Quando si parla di vini spumanti, ossia i vini con le bollicine, occorre fare un distinguo molto importante: il metodo con cui vengono aggiunte le bollicine al vino, ossia come viene spumantizzato.
La spumantizzazione avviene con l’introduzione di lieviti all’interno del vino appena ottenuto dalle uve: i lieviti si nutrono della parte zuccherina contenuta nel vino e derivante dall’uva. Consumando lo zucchero, rilasciano anidride carbonica che dona al vino le bollicine che tanto amiamo.
I due metodi principali per ottenere anidride carbonica nel vino sono: il metodo classico e il metodo Martinotti.
I METODI PRINCIPALI PER PRODURRE VINI SPUMANTI
Metodo Martinotti o Charmat
Il Metodo Martinotti (dal nome dell’enologo che per primo lo brevettò, Federico Martinotti) detto anche metodo Charmat.
Il vino viene messo in un’autoclave, viene aggiunto un composto formato da zucchero e lieviti e, in tempi relativamente brevi, quest’ultimi svolgono gli zuccheri in anidride carbonica.
A questo punto il vino viene imbottigliato facendo attenzione a non perdere la preziosa bollicina ottenuta e viene messo in commercio.
Si usa questo metodo per uve aromatiche, che, in una sosta troppo lunga a contatto dei lieviti come avviene per il metodo classico, potrebbero perdere i loro principali sentori freschi. Il vitigno con cui viene utilizzato principalmente questo metodo è il Glera, da cui si ricava il Prosecco, famoso e apprezzato in tutto il mondo.
Metodo classico
Il Metodo Classico è il più antico e nobile procedimento per ottenere il vino spumantizzato.
La leggenda vuole che l’invenzione del metodo risalga alla seconda metà del 1600 ad opera di un monaco benedettino francese, dom Pierre Perignon (vi ricorda nulla?) che viveva in un monastero nella regione di Champagne in Francia.
Il vino prodotto viene imbottigliato e gli vengono aggiunti dei lieviti che (come per il metodo Martinotti) si mangeranno lo zucchero contenuto nel vino, rilasciando anidride carbonica.
Questo processo, a differenza del Martinotti, avviene direttamente in bottiglia: al vino viene aggiunta soluzione composta da zuccheri e lieviti e viene poi lasciato riposare in alcuni casi anche per anni, donandogli l’inconfondibile sentore di pane e lievito tipico degli spumanti ottenuti con questo metodo.
Le bottiglie, che devono essere spesse (per sostenere la pressione causata dalla produzione di anidride carbonica al suo interno) e scure (per proteggere il prezioso nettare dalla luce), vengono tenute in ambiente controllato (cantina) in posizione orizzontale, finché il produttore non decide che è giunto il momento di bere il prodotto.

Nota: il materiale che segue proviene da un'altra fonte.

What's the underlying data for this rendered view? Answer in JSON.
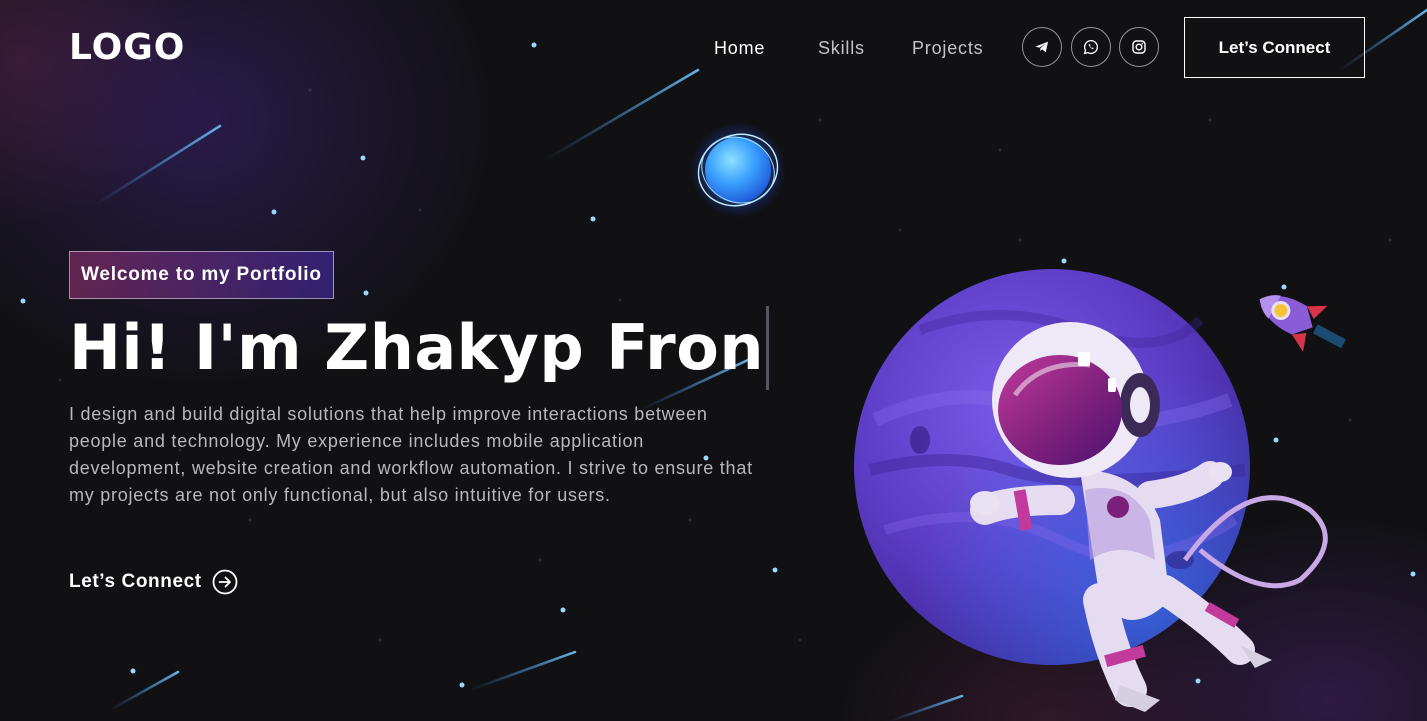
{
  "nav": {
    "logo": "LOGO",
    "links": [
      {
        "label": "Home",
        "active": true
      },
      {
        "label": "Skills",
        "active": false
      },
      {
        "label": "Projects",
        "active": false
      }
    ],
    "social": [
      {
        "icon": "telegram-icon"
      },
      {
        "icon": "whatsapp-icon"
      },
      {
        "icon": "instagram-icon"
      }
    ],
    "connect_label": "Let’s Connect"
  },
  "hero": {
    "tagline": "Welcome to my Portfolio",
    "headline": "Hi! I'm Zhakyp Fron",
    "description": "I design and build digital solutions that help improve interactions between people and technology. My experience includes mobile application development, website creation and workflow automation. I strive to ensure that my projects are not only functional, but also intuitive for users.",
    "cta_label": "Let’s Connect",
    "cta_icon": "arrow-right-circle-icon"
  },
  "colors": {
    "background": "#111114",
    "tagline_gradient_start": "#aa367c",
    "tagline_gradient_end": "#4a2fbd",
    "planet": "#5b3cc4",
    "text_muted": "#b8b8b8"
  }
}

A questo punto si pone il problema di togliere i lieviti (che ormai sono esauriti) dal fondo della bottiglia, senza perdere le preziose bollicine che si sono formate e che daranno la caratteristica al vino.
Inizia così il processo di remuage. Le bottiglie vengono lentamente portate in posizione verticale, muovendole di pochi gradi al giorno e contemporaneamente ruotandole anche qui di pochi gradi al giorno: questo serve a raccogliere tutti i lieviti esausti dalla bottiglia e a portarli verso il collo.

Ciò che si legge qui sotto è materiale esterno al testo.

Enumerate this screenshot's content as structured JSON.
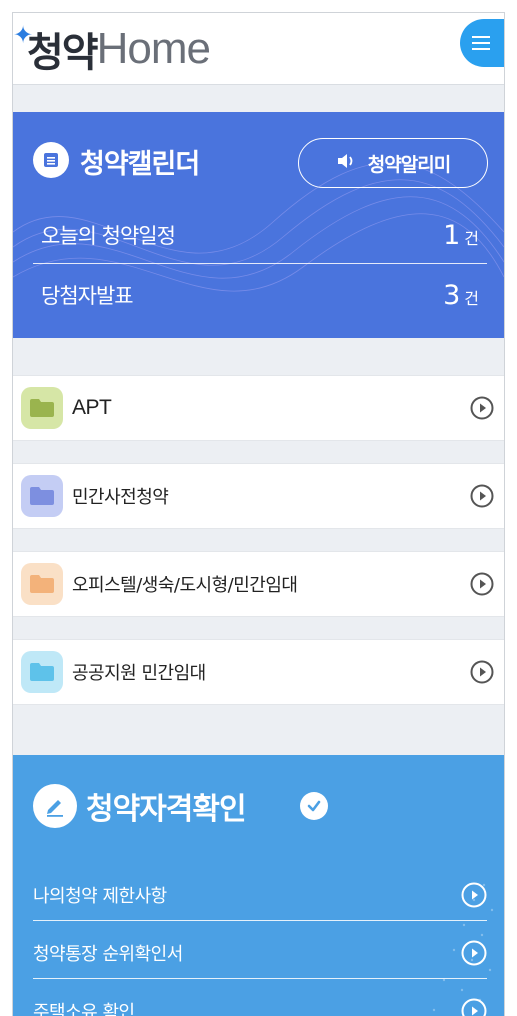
{
  "header": {
    "logo_kr": "청약",
    "logo_en": "Home",
    "menu_icon": "hamburger-icon"
  },
  "calendar": {
    "title": "청약캘린더",
    "icon": "calendar-icon",
    "alarm_button": "청약알리미",
    "alarm_icon": "speaker-icon",
    "rows": [
      {
        "label": "오늘의 청약일정",
        "count": "1",
        "unit": "건"
      },
      {
        "label": "당첨자발표",
        "count": "3",
        "unit": "건"
      }
    ],
    "bg_color": "#4a74dd"
  },
  "categories": [
    {
      "label": "APT",
      "icon": "folder-icon",
      "icon_bg": "#d6e6a6",
      "icon_fg": "#9ab44e"
    },
    {
      "label": "민간사전청약",
      "icon": "folder-icon",
      "icon_bg": "#c4cdf4",
      "icon_fg": "#7d8fe0"
    },
    {
      "label": "오피스텔/생숙/도시형/민간임대",
      "icon": "folder-icon",
      "icon_bg": "#fae0c6",
      "icon_fg": "#f3b27a"
    },
    {
      "label": "공공지원 민간임대",
      "icon": "folder-icon",
      "icon_bg": "#bfe8f7",
      "icon_fg": "#5ec2ea"
    }
  ],
  "eligibility": {
    "title": "청약자격확인",
    "icon": "pencil-icon",
    "check_icon": "check-circle-icon",
    "items": [
      {
        "label": "나의청약 제한사항"
      },
      {
        "label": "청약통장 순위확인서"
      },
      {
        "label": "주택소유 확인"
      }
    ],
    "bg_color": "#4ba0e4"
  }
}
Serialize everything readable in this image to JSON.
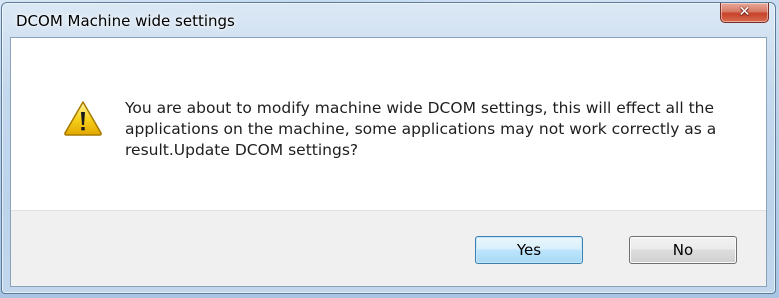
{
  "window": {
    "title": "DCOM Machine wide settings",
    "close_glyph": "✕"
  },
  "dialog": {
    "icon": "warning-icon",
    "message": "You are about to modify machine wide DCOM settings, this will effect all the applications on the machine, some applications may not work correctly as a result.Update DCOM settings?"
  },
  "buttons": {
    "yes_label": "Yes",
    "no_label": "No"
  },
  "colors": {
    "warning_fill": "#f7c600",
    "warning_border": "#a67a00",
    "default_button_border": "#3c7fb1",
    "close_button": "#c7432a"
  }
}
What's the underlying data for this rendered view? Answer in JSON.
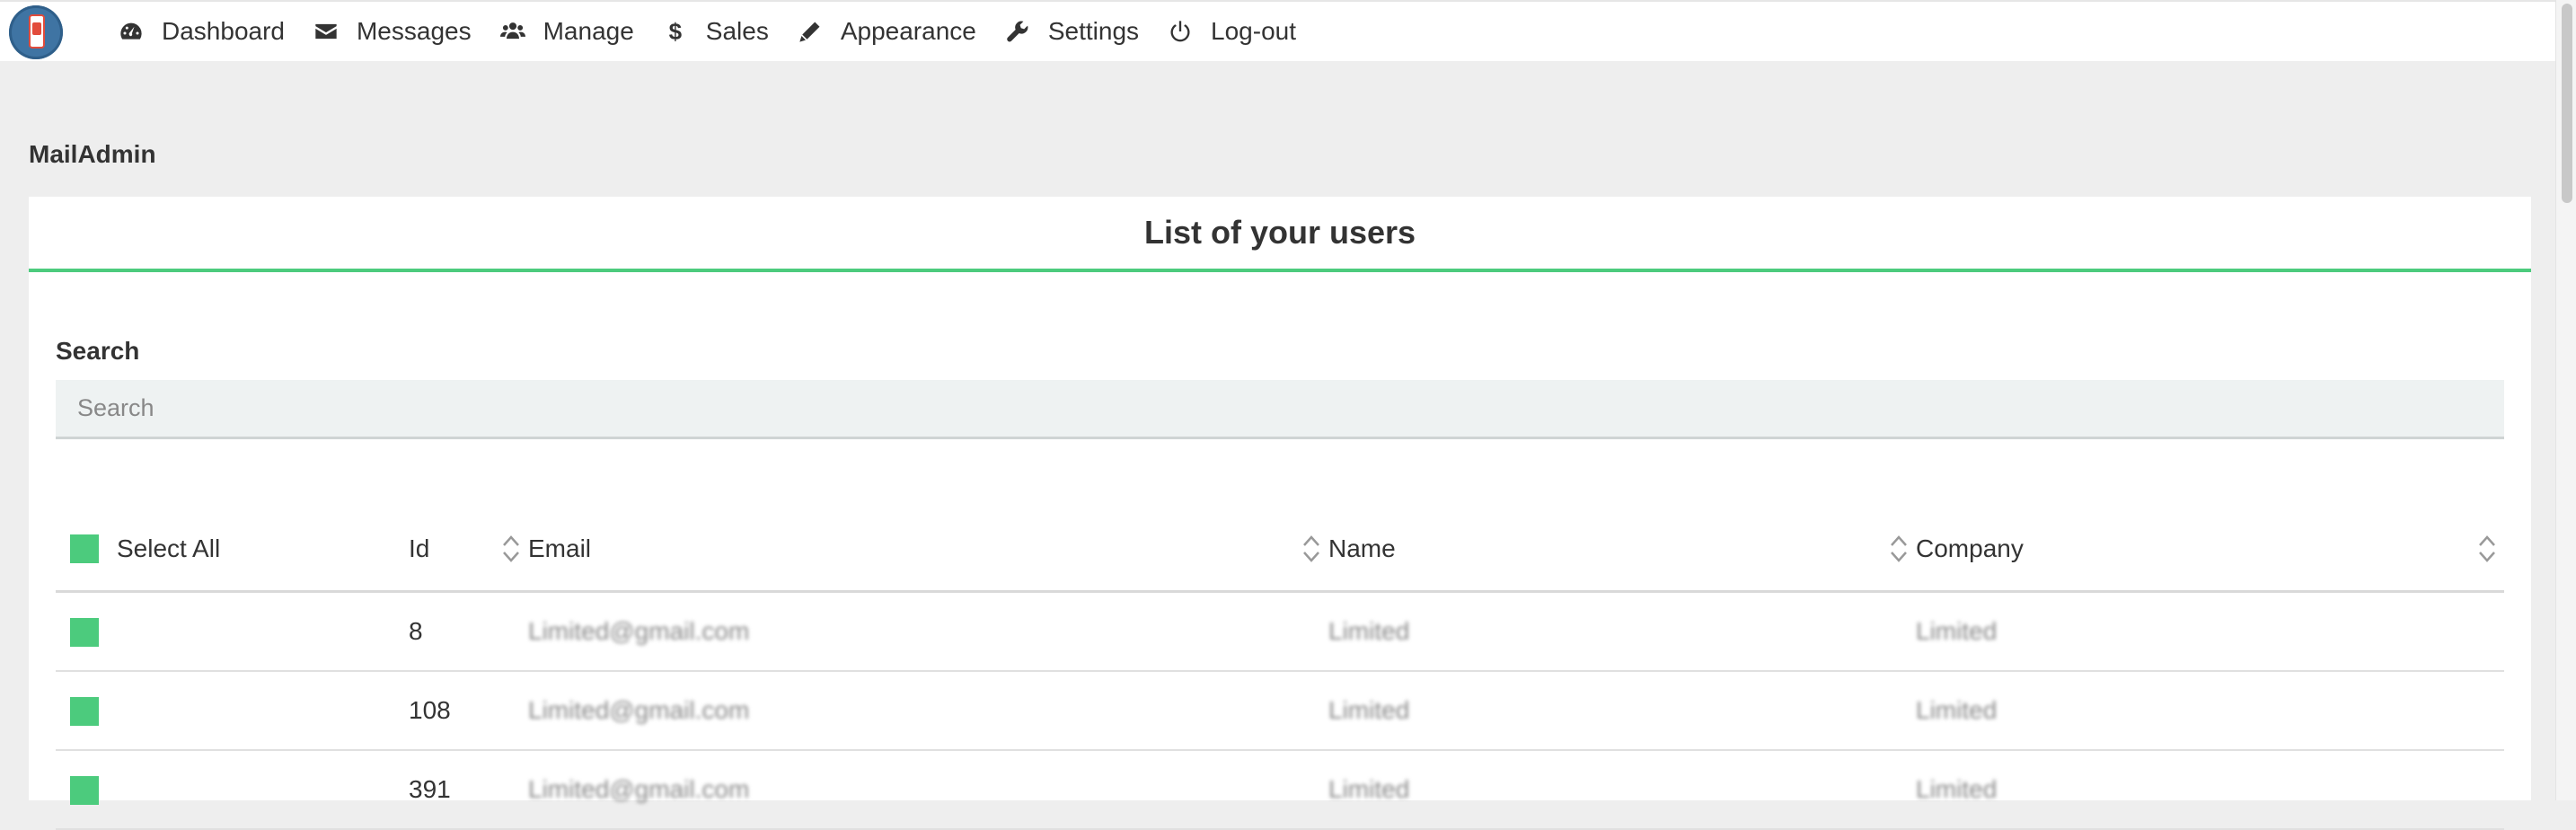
{
  "nav": {
    "items": [
      {
        "label": "Dashboard",
        "icon": "dashboard-icon"
      },
      {
        "label": "Messages",
        "icon": "envelope-icon"
      },
      {
        "label": "Manage",
        "icon": "users-icon"
      },
      {
        "label": "Sales",
        "icon": "dollar-icon"
      },
      {
        "label": "Appearance",
        "icon": "pencil-icon"
      },
      {
        "label": "Settings",
        "icon": "wrench-icon"
      },
      {
        "label": "Log-out",
        "icon": "power-icon"
      }
    ]
  },
  "page": {
    "heading": "MailAdmin"
  },
  "panel": {
    "title": "List of your users"
  },
  "search": {
    "label": "Search",
    "placeholder": "Search",
    "value": ""
  },
  "table": {
    "headers": {
      "select_all": "Select All",
      "id": "Id",
      "email": "Email",
      "name": "Name",
      "company": "Company"
    },
    "rows": [
      {
        "id": "8",
        "email": "Limited@gmail.com",
        "name": "Limited",
        "company": "Limited"
      },
      {
        "id": "108",
        "email": "Limited@gmail.com",
        "name": "Limited",
        "company": "Limited"
      },
      {
        "id": "391",
        "email": "Limited@gmail.com",
        "name": "Limited",
        "company": "Limited"
      }
    ]
  },
  "colors": {
    "accent": "#4ccb7d",
    "logo": "#3f74a3"
  }
}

A questo punto viene congelato il collo della bottiglia e con esso i lieviti, che possono così essere tolti più facilmente. Questa manovra si chiama degorgement.
Una volta tolti i lieviti, il liquido nella bottiglia deve essere riportato ad un livello adatto alla vendita: sia aggiunge quindi il liqueur d’expedition, un composto di vino e zucchero secondo la quantità decisa dal produttore. Ogni produttore ha il proprio liqueur, la cui ricetta è custodita gelosamente.
Una quantità maggiore di zucchero in esso darà vita a vini più amabili come i demi sec, mentre una quantità minore, o addirittura l’assenza, porterà a vini come gli extra brut o i pas dosé.
A questo punto si tappa la bottiglia con i tipici tappi da spumante con la gabbietta, per meglio contenere la pressione dell’anidride carbonica contenuta nel vino, e il nostro prezioso nettare è pronto per essere commercializzato e bevuto.